Abstract

Background. Reprogramming of lipid metabolism is closely associated with tumor development, serving as a common and critical metabolic feature that emerges during tumor evolution. Meanwhile, immune cells in the tumor microenvironment also undergo aberrant lipid metabolism, and altered lipid metabolism also has an impact on the function and status of immune cells, further promoting malignant biological behavior. Consequently, we focused on lipid metabolism-related genes for constructing a novel prognostic marker and evaluating immune status in prostate cancer. Methods. Information about prostate cancer patients was obtained from TCGA and GEO databases. The NMF algorithm was conducted to identify the molecular subtypes. The least absolute shrinkage and selection operator (Lasso) regression analysis was applied to establish a prognostic risk signature. CIBERSORT algorithm was used to calculate immune cell infiltration levels in prostate cancer. External clinical validation data were used to validate the results. Results. Prostate cancer samples were divided into two subtypes according to the NMF algorithm. A six-gene risk signature (PTGS2, SGPP2, ALB, PLA2G2A, SRD5A2, and SLC2A4) was independent of prognosis and showed good stability. There were significant differences between risk groups of patients with respect to the infiltration of immune cells and clinical variables. Response to immunotherapy also differed between different risk groups. Furthermore, the mRNA expression levels of the signature genes were verified in tissue samples by qRT-PCR. Conclusion. We constructed a six-gene signature with lipid metabolism in prostate cancer to effectively predict prognosis and reflect immune microenvironment status.

1. Introduction

Prostate cancer (PCa) has become the second most common malignant tumor in men worldwide in terms of incidence and mortality, which seriously endangers men’s health [1]. PCa is the most diagnosed cancer in men in more than half of the countries in the world, especially in developed countries and regions [2]. A large number of epidemiological studies have been conducted to confirm that age, race, and family genetic history are recognized risk factors [3]. In particular, along with the change in people’s lifestyle and diet habits, obesity and the consequent disorder of blood lipid levels have been noticed. High-calorie food and saturated animal fat intake are associated with increased PCa incidence [4, 5].

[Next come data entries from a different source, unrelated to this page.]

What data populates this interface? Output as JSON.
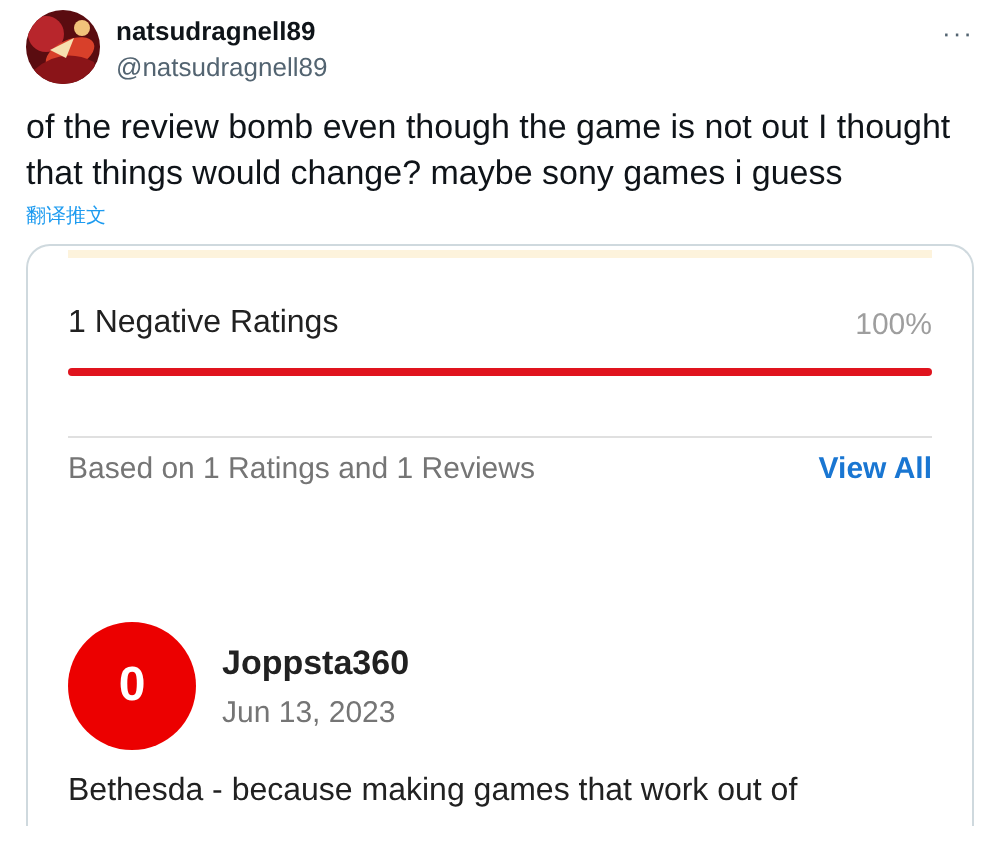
{
  "tweet": {
    "display_name": "natsudragnell89",
    "handle": "@natsudragnell89",
    "more": "···",
    "text": "of the review bomb even though the game is not out I thought that things would change? maybe sony games i guess",
    "translate": "翻译推文"
  },
  "card": {
    "rating_label": "1 Negative Ratings",
    "rating_percent": "100%",
    "level": 1,
    "summary": "Based on 1 Ratings and 1 Reviews",
    "view_all": "View All",
    "review": {
      "score": "0",
      "author": "Joppsta360",
      "date": "Jun 13, 2023",
      "body": "Bethesda - because making games that work out of"
    }
  }
}
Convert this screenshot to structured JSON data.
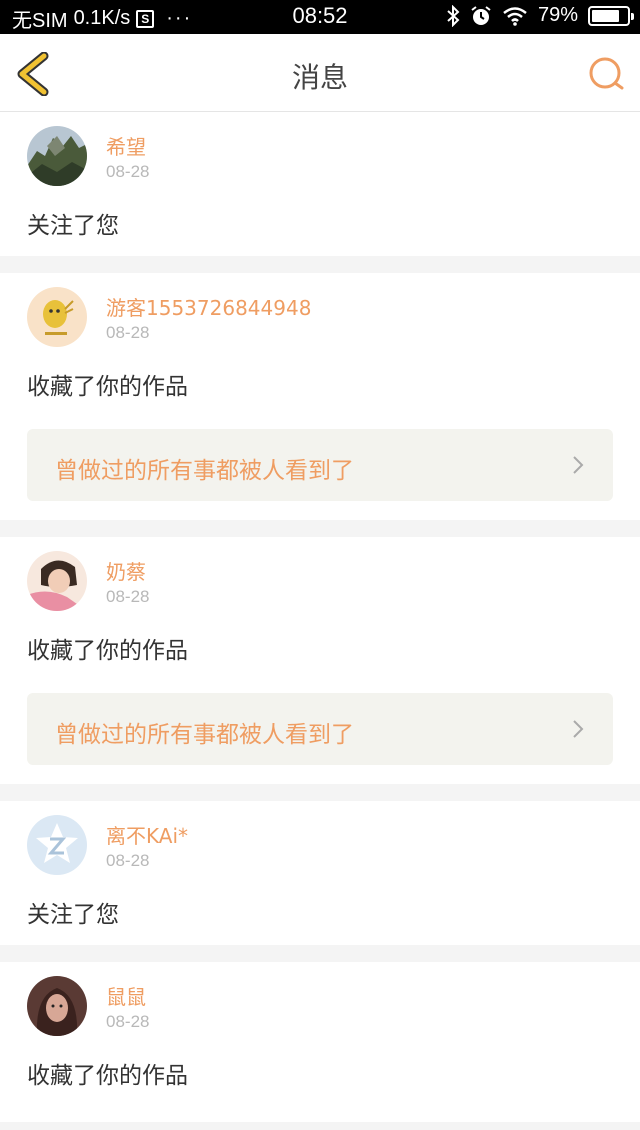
{
  "status_bar": {
    "carrier": "无SIM",
    "speed": "0.1K/s",
    "box_icon_label": "S",
    "dots": "···",
    "time": "08:52",
    "battery": "79%",
    "battery_level": 0.79
  },
  "nav": {
    "title": "消息",
    "back_icon": "chevron-left-icon",
    "search_icon": "search-icon"
  },
  "colors": {
    "accent": "#ef9d62",
    "back_yellow": "#f1c232",
    "card_link_bg": "#f3f3ee"
  },
  "messages": [
    {
      "user": "希望",
      "date": "08-28",
      "action": "关注了您"
    },
    {
      "user": "游客1553726844948",
      "date": "08-28",
      "action": "收藏了你的作品",
      "work": "曾做过的所有事都被人看到了"
    },
    {
      "user": "奶蔡",
      "date": "08-28",
      "action": "收藏了你的作品",
      "work": "曾做过的所有事都被人看到了"
    },
    {
      "user": "离不KAi*",
      "date": "08-28",
      "action": "关注了您"
    },
    {
      "user": "鼠鼠",
      "date": "08-28",
      "action": "收藏了你的作品"
    }
  ]
}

Lipids, as important active molecules in cellular life activities, play an important role in adaptive changes in cancer cell metabolism [6]. Altered lipid metabolism is one of the most significant metabolic changes in tumorigenesis. Enhanced lipid synthesis or uptake contributes to the rapid growth of cancer cells and tumor formation [7, 8]. Lipids are a highly complex class of biomolecules that not only form the structural basis of biological membranes but also act as signaling molecules and energy sources. Although most somatic cells derive their lipids from food sources or hepatic synthesis, various cancers reactivate fatty acids (FA) synthesis from scratch, making them more independent of externally supplied lipids [9]. Consequently, blocking lipid supply might have a significant impact on bioenergetics, membrane biosynthesis, and intracellular signaling processes in cancer cells. In addition, altered lipid effectiveness would also affect cancer cell migration, induction of angiogenesis, metabolic symbiosis, evasion of immune surveillance, and cancer drug resistance [10, 11]. However, targeting this aspect of cancer cell metabolism remains challenging given the complexity of cellular lipid species and the dynamic nature of their synthesis, remodeling, and catabolism.

Currently, immune cells in the tumor microenvironment (TME) also undergo lipid reprogramming, which has a significant impact on T cell function [12, 13]. Through continuous exploration and in-depth analysis, there are many new advances in the understanding of the complexity of lipid metabolism in different tumor immune cells, and the molecular mechanisms of lipid metabolism on cell function [14]. Targeting genes and enzymes related to tumor and immune lipid metabolism may have different effects on cancer prevention and treatment [15]. Therefore, abnormal lipid metabolism and tumor immunity are gaining widespread attention and enthusiasm from researchers.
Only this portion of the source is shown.